Speaking at an Interop keynote last week, Paypal Chief Information Security Officer Michael Barrett hinted that PINs and passwords may be going away when it comes to account security on smartphones. According to a post on CIO's website, Barrett serves as the president of the Fast Identity Online (FIDO) Alliance, an industry group looking for ways to replace the 52-year-old password technology with stronger authentication methods.

FIDO combines hardware, software and internet services to provide that higher level of authentication. That hardware can include a fingerprint scanner, a voice reader or something else.
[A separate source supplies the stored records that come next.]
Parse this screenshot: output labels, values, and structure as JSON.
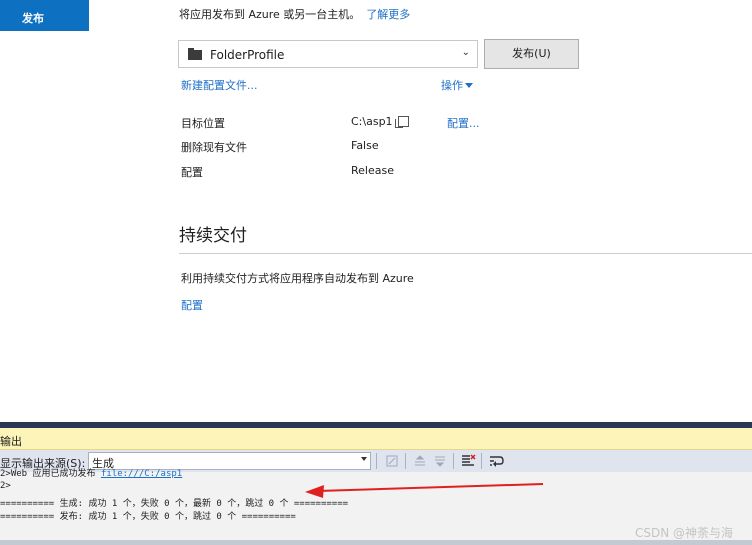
{
  "nav": {
    "publish_label": "发布"
  },
  "intro": {
    "text": "将应用发布到 Azure 或另一台主机。",
    "learn_more": "了解更多"
  },
  "profile": {
    "selected": "FolderProfile",
    "publish_button": "发布(U)",
    "new_profile_link": "新建配置文件...",
    "actions_link": "操作"
  },
  "properties": [
    {
      "label": "目标位置",
      "value": "C:\\asp1"
    },
    {
      "label": "删除现有文件",
      "value": "False"
    },
    {
      "label": "配置",
      "value": "Release"
    }
  ],
  "configure_link": "配置...",
  "continuous_delivery": {
    "title": "持续交付",
    "description": "利用持续交付方式将应用程序自动发布到 Azure",
    "config_link": "配置"
  },
  "output": {
    "title": "输出",
    "source_label": "显示输出来源(S):",
    "source_value": "生成",
    "lines": [
      {
        "text": "2>Web 应用已成功发布 ",
        "link": "file:///C:/asp1"
      },
      {
        "text": "2>"
      },
      {
        "text": "========== 生成: 成功 1 个，失败 0 个，最新 0 个，跳过 0 个 =========="
      },
      {
        "text": "========== 发布: 成功 1 个，失败 0 个，跳过 0 个 =========="
      }
    ]
  },
  "watermark": "CSDN @神荼与海",
  "colors": {
    "accent": "#0e70c0",
    "link": "#1e6fc8",
    "output_header": "#fcf4b8",
    "arrow": "#e02020"
  }
}
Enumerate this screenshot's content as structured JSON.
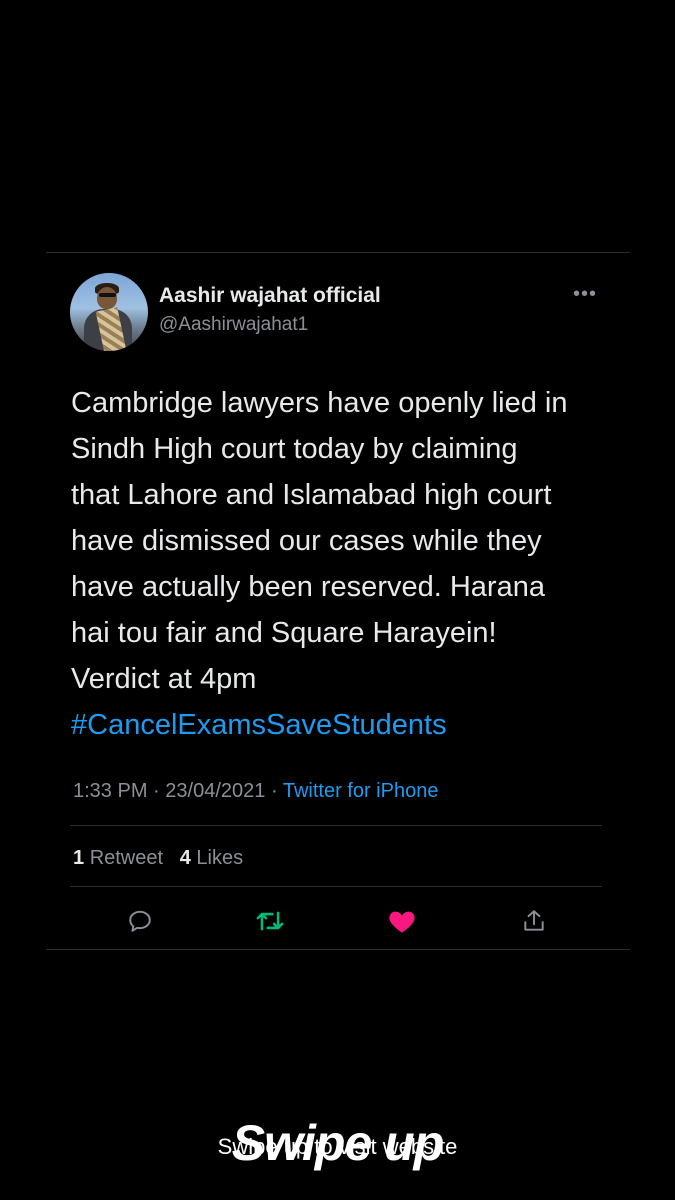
{
  "tweet": {
    "display_name": "Aashir wajahat official",
    "handle": "@Aashirwajahat1",
    "more_icon": "more-icon",
    "body": "Cambridge lawyers have openly lied in\nSindh High court today by claiming\nthat Lahore and Islamabad high court\nhave dismissed our cases while they\nhave actually been reserved. Harana\nhai tou fair and Square Harayein!\nVerdict at 4pm",
    "hashtag": "#CancelExamsSaveStudents",
    "time": "1:33 PM",
    "date": "23/04/2021",
    "separator": "·",
    "source": "Twitter for iPhone",
    "retweet_count": "1",
    "retweet_label": "Retweet",
    "like_count": "4",
    "like_label": "Likes",
    "actions": {
      "reply_icon": "reply-icon",
      "retweet_icon": "retweet-icon",
      "like_icon": "heart-icon",
      "share_icon": "share-icon"
    },
    "colors": {
      "link": "#1d9bf0",
      "retweet": "#00ba7c",
      "like": "#f91880",
      "secondary_text": "#8b9096"
    }
  },
  "overlay": {
    "swipe_text": "Swipe up to visit website",
    "swipe_logo": "Swipe up"
  }
}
Barrett noted in his keynote that FIDO-enabled devices should begin appearing later this year, and he'd love to see Apple and other smartphone manufacturers leading the way to making FIDO mainstream: "It's widely rumored that a large technology provider in Cupertino, Calif., will come out with a phone later this year that has a fingerprint reader on it," he said. "There is going to be a fingerprint enabled phone on the market later this year. Not just one, multiple."

Apple, of course, bought fingerprint security firm AuthenTec last year. Whether or not the company plans to incorporate AuthenTec's technology in a phone debuting this year is pure conjecture at this point, but comments by Barrett and other information security executives seem to indicate that FIDO technology will be part of standard smartphone gear sooner than we expect.